Follow-up monitoring shows that some cases (5-10%) may be due to relapses or reinfection. Some patients after treatment, although C. trachomatis is no longer symptomatic or recurrent symptoms (10-15%) may be caused by another pathogen.

6.2 Treatment for pregnant women

– Erythromycin 500mg orally 4 tablets daily for 7 days, or

– Azithromycin 1g orally single dose.

Sex partners of patients: Should be tested within 30 days after exposure or treated with tetraxyclin, doxycyclin.

Note: Do not use cyclin and quinolones for pregnant, lactating and children under 7 years old. Particularly quinolon not used for people <18 years old.
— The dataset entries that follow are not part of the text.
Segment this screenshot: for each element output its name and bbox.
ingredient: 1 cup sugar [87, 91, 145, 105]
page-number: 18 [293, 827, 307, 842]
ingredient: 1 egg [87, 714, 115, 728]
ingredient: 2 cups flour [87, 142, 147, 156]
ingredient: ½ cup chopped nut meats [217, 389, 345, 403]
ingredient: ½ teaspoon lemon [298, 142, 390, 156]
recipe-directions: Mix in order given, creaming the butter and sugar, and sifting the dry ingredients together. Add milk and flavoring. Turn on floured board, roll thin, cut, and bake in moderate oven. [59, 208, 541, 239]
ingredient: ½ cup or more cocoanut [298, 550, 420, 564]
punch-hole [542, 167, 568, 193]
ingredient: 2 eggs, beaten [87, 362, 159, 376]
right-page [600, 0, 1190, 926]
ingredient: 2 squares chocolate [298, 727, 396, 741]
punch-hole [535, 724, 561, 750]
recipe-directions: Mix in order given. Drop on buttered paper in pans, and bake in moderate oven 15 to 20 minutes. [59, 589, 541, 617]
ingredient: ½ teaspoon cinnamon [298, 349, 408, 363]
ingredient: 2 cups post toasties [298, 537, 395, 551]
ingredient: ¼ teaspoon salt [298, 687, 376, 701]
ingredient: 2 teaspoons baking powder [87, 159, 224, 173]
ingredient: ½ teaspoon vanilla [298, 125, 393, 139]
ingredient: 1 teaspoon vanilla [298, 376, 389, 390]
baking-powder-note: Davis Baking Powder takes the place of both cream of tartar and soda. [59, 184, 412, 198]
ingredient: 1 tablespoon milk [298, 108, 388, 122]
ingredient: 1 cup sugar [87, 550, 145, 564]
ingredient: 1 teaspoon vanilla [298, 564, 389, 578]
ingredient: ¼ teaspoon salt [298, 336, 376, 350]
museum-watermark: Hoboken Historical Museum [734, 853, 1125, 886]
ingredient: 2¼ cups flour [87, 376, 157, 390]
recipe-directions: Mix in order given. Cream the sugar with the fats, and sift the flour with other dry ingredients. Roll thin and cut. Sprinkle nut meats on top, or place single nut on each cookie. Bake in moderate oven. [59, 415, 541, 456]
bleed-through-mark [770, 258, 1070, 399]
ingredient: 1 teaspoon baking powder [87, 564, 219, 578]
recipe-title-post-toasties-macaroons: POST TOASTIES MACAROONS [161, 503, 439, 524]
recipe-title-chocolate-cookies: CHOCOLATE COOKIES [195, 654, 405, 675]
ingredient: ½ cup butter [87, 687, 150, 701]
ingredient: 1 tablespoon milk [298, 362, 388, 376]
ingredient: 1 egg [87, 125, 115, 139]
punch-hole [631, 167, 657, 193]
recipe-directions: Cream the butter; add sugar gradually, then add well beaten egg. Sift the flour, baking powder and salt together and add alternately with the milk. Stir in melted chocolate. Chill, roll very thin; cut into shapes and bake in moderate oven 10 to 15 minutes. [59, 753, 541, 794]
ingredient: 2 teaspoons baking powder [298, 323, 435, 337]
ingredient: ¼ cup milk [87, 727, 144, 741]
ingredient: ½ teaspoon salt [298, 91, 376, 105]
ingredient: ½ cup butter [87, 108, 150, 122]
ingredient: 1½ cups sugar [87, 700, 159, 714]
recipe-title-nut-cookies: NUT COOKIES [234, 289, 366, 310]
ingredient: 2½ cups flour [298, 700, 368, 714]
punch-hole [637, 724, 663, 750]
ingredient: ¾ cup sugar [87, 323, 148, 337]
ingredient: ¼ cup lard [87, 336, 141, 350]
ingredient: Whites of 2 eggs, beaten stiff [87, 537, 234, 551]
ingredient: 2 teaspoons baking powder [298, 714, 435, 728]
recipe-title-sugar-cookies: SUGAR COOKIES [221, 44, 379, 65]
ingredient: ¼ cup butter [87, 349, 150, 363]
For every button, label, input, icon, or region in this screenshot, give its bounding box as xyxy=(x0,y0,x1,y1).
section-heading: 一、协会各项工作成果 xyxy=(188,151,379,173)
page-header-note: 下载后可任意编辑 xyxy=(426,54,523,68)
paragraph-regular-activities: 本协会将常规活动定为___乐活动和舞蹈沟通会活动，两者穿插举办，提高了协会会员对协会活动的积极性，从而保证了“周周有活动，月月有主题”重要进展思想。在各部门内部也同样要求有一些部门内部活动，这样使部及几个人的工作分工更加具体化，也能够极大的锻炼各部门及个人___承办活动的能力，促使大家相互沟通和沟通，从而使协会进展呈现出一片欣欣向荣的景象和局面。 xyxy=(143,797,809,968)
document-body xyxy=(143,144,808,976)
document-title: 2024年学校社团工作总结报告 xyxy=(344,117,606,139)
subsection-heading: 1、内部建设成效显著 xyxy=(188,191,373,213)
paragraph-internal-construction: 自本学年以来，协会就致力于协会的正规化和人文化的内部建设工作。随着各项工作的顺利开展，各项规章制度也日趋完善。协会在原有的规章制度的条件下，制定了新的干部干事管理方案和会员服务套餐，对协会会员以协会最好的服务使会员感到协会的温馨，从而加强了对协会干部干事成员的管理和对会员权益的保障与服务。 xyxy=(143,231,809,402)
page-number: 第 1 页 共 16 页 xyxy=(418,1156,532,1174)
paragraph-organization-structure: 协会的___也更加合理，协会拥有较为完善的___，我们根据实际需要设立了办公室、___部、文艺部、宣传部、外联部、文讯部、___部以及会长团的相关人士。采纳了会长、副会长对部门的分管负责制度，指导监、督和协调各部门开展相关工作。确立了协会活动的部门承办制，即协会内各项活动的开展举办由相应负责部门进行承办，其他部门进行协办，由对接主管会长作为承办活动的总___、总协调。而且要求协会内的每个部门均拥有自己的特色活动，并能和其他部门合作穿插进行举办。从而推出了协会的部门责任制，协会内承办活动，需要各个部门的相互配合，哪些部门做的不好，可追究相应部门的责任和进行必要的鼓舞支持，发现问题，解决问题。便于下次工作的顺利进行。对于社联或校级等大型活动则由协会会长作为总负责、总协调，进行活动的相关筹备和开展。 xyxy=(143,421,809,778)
The main obstacle in the effective prevention of genital infections caused by C. trachomatis is the lack of specific tests at STD clinics. More than 40% of patients infected with C. trachomatis are asymptomatic and many sexually active people are infected with C. trachomatis without seeking medical attention because there are no symptoms or symptoms are very poor. One possible measure is to screen for C. trachomatis in clinics where many patients are present, as well as to screen high-risk subjects for asymptomatic cases. Treatment of sexual partners is an important and effective method.


  1. Pham Van Hien, Trinh Quan Huan, Nguyen Duy Hung et al. Management of sexually transmitted diseases, Medical Publishing House 2003.
  2. The Ministry of Health. Sexually transmitted infections & Reproductive tract infections – Basic practice guide. Department of Reproductive Health 2006.
  3. Tony Burns, Stephen Breathnach, Neil Cox, Christopher Griffiths. Rook’s Textbook of Dermatology, Blackwell 2004.
  4. Thomas B. Fitzpatrick, Arthur Z. Eisen, Klaus Wolff, Irwin M. Freedberg, K. Frank Austen. Dermatology in General Medicine, International Edition 2005.
  5. King K. Holmes, P. Frederick Sparling et al. Sexually Transmitted Diseases / Mc Graw Hill Medical. Fouth Edition 2012.